From: Steven Rostedt
Date: Tue Nov 17 2020 - 15:34:59 EST


On Tue, 17 Nov 2020 14:47:20 -0500 (EST)
Mathieu Desnoyers <mathieu.desnoyers@xxxxxxxxxxxx> wrote:

> There seems to be more effect on the data size: adding the "stub_func" field
> in struct tracepoint adds 8320 bytes of data to my vmlinux. But considering
> the layout of struct tracepoint:
>
> struct tracepoint {
> const char *name; /* Tracepoint name */
> struct static_key key;
> struct static_call_key *static_call_key;
> void *static_call_tramp;
> void *iterator;
> int (*regfunc)(void);
> void (*unregfunc)(void);
> struct tracepoint_func __rcu *funcs;
> void *stub_func;
> };
>
> I would argue that we have many other things to optimize there if we want to
> shrink the bloat, starting with static keys and system call reg/unregfunc pointers.

This is the part that I want to decrease, and yes there's other fish to fry
in that code, but I really don't want to be adding more.

>
> >
> > Since all tracepoints callbacks have at least one parameter (__data), we
> > could declare tp_stub_func as:
> >
> > static void tp_stub_func(void *data, ...)
> > {
> > return;
> > }
> >
> > And now C knows that tp_stub_func() can be called with one or more
> > parameters, and had better be able to deal with it!
>
> AFAIU this won't work.
>
> C99 6.5.2.2 Function calls
>
> "If the function is defined with a type that is not compatible with the type (of the
> expression) pointed to by the expression that denotes the called function, the behavior is
> undefined."

But is it really a problem in practice. I'm sure we could create an objtool
function to check to make sure we don't break anything at build time.

>
> and
>
> 6.7.5.3 Function declarators (including prototypes), item 15:
>
> "For two function types to be compatible, both shall specify compatible return types.

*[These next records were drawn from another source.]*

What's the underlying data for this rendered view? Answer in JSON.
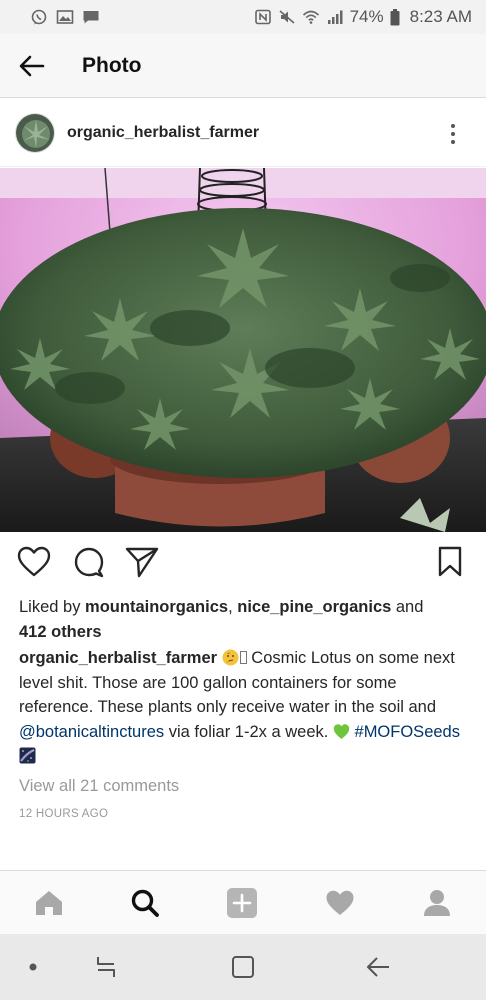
{
  "status_bar": {
    "battery": "74%",
    "time": "8:23 AM",
    "left_icons": [
      "whatsapp-icon",
      "image-icon",
      "message-icon"
    ],
    "right_icons": [
      "nfc-icon",
      "mute-icon",
      "wifi-icon",
      "signal-icon",
      "battery-icon"
    ]
  },
  "app_bar": {
    "title": "Photo",
    "back_icon": "arrow-left-icon"
  },
  "post": {
    "username": "organic_herbalist_farmer",
    "likes": {
      "prefix": "Liked by ",
      "user1": "mountainorganics",
      "separator": ", ",
      "user2": "nice_pine_organics",
      "and": " and",
      "others": "412 others"
    },
    "caption": {
      "username": "organic_herbalist_farmer",
      "part1": " Cosmic Lotus on some next level shit. Those are 100 gallon containers for some reference. These plants only receive water in the soil and ",
      "mention": "@botanicaltinctures",
      "part2": " via foliar 1-2x a week. ",
      "hashtag": "#MOFOSeeds"
    },
    "view_comments": "View all 21 comments",
    "timestamp": "12 HOURS AGO"
  },
  "actions": [
    "heart-icon",
    "comment-icon",
    "share-icon",
    "bookmark-icon"
  ],
  "tabs": [
    "home-icon",
    "search-icon",
    "add-icon",
    "activity-icon",
    "profile-icon"
  ],
  "colors": {
    "link": "#003569",
    "text": "#262626",
    "muted": "#999999",
    "grow_tent": "#e8a6e0"
  }
}
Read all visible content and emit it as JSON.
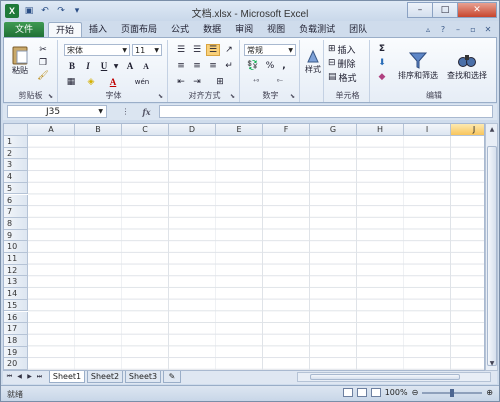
{
  "window": {
    "title": "文档.xlsx - Microsoft Excel"
  },
  "qat": {
    "app_icon": "X"
  },
  "tabs": {
    "file": "文件",
    "items": [
      "开始",
      "插入",
      "页面布局",
      "公式",
      "数据",
      "审阅",
      "视图",
      "负载测试",
      "团队"
    ],
    "active": "开始"
  },
  "ribbon": {
    "clipboard": {
      "paste": "粘贴",
      "label": "剪贴板"
    },
    "font": {
      "name": "宋体",
      "size": "11",
      "label": "字体",
      "bold": "B",
      "italic": "I",
      "underline": "U",
      "grow": "A",
      "shrink": "A",
      "font_color": "A",
      "phonetic": "wén"
    },
    "alignment": {
      "label": "对齐方式"
    },
    "number": {
      "format": "常规",
      "percent": "%",
      "comma": ",",
      "label": "数字"
    },
    "styles": {
      "label": "样式"
    },
    "cells": {
      "insert": "插入",
      "delete": "删除",
      "format": "格式",
      "label": "单元格"
    },
    "editing": {
      "sort_filter": "排序和筛选",
      "find_select": "查找和选择",
      "label": "编辑",
      "sum": "Σ"
    }
  },
  "formula_bar": {
    "name_box": "J35",
    "fx": "fx",
    "formula": ""
  },
  "grid": {
    "columns": [
      "A",
      "B",
      "C",
      "D",
      "E",
      "F",
      "G",
      "H",
      "I",
      "J"
    ],
    "selected_column": "J",
    "rows": [
      "1",
      "2",
      "3",
      "4",
      "5",
      "6",
      "7",
      "8",
      "9",
      "10",
      "11",
      "12",
      "13",
      "14",
      "15",
      "16",
      "17",
      "18",
      "19",
      "20"
    ]
  },
  "sheets": {
    "tabs": [
      "Sheet1",
      "Sheet2",
      "Sheet3"
    ],
    "active": "Sheet1"
  },
  "statusbar": {
    "status": "就绪",
    "zoom": "100%"
  },
  "colors": {
    "file_tab": "#1e6e34",
    "selected_header": "#f8c55c",
    "ribbon_bg": "#e6edf6"
  }
}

But all tracepoint callbacks have void return types, which means they are
compatible.

>
> Moreover, the parameter type lists, if both are present, shall agree in the number of
> parameters and in use of the ellipsis terminator; corresponding parameters shall have
> compatible types. [...]"

Which is why I gave the stub function's first parameter the same type that
all tracepoint callbacks have a prototype that starts with "void *data"

and my solution is to define:

void tp_stub_func(void *data, ...) { return; }

Which is in line with: "corresponding parameters shall have compatible
types". The corresponding parameter is simply "void *data".

>
> What you suggest here is to use the ellipsis in the stub definition, but the caller
> prototype does not use the ellipsis, which brings us into undefined behavior territory
> again.

And I believe the "undefined behavior" is that you can't trust what is in
the parameters if the callee chooses to look at them, and that is not the
case here. But since the called function doesn't care, I highly doubt it
will ever be an issue. I mean, the only way this can break is if the caller
places something in the stack that it expects the callee to fix. With all
the functions in assembly we have, I'm pretty confident that if a compiler
does something like this, it would break all over the place.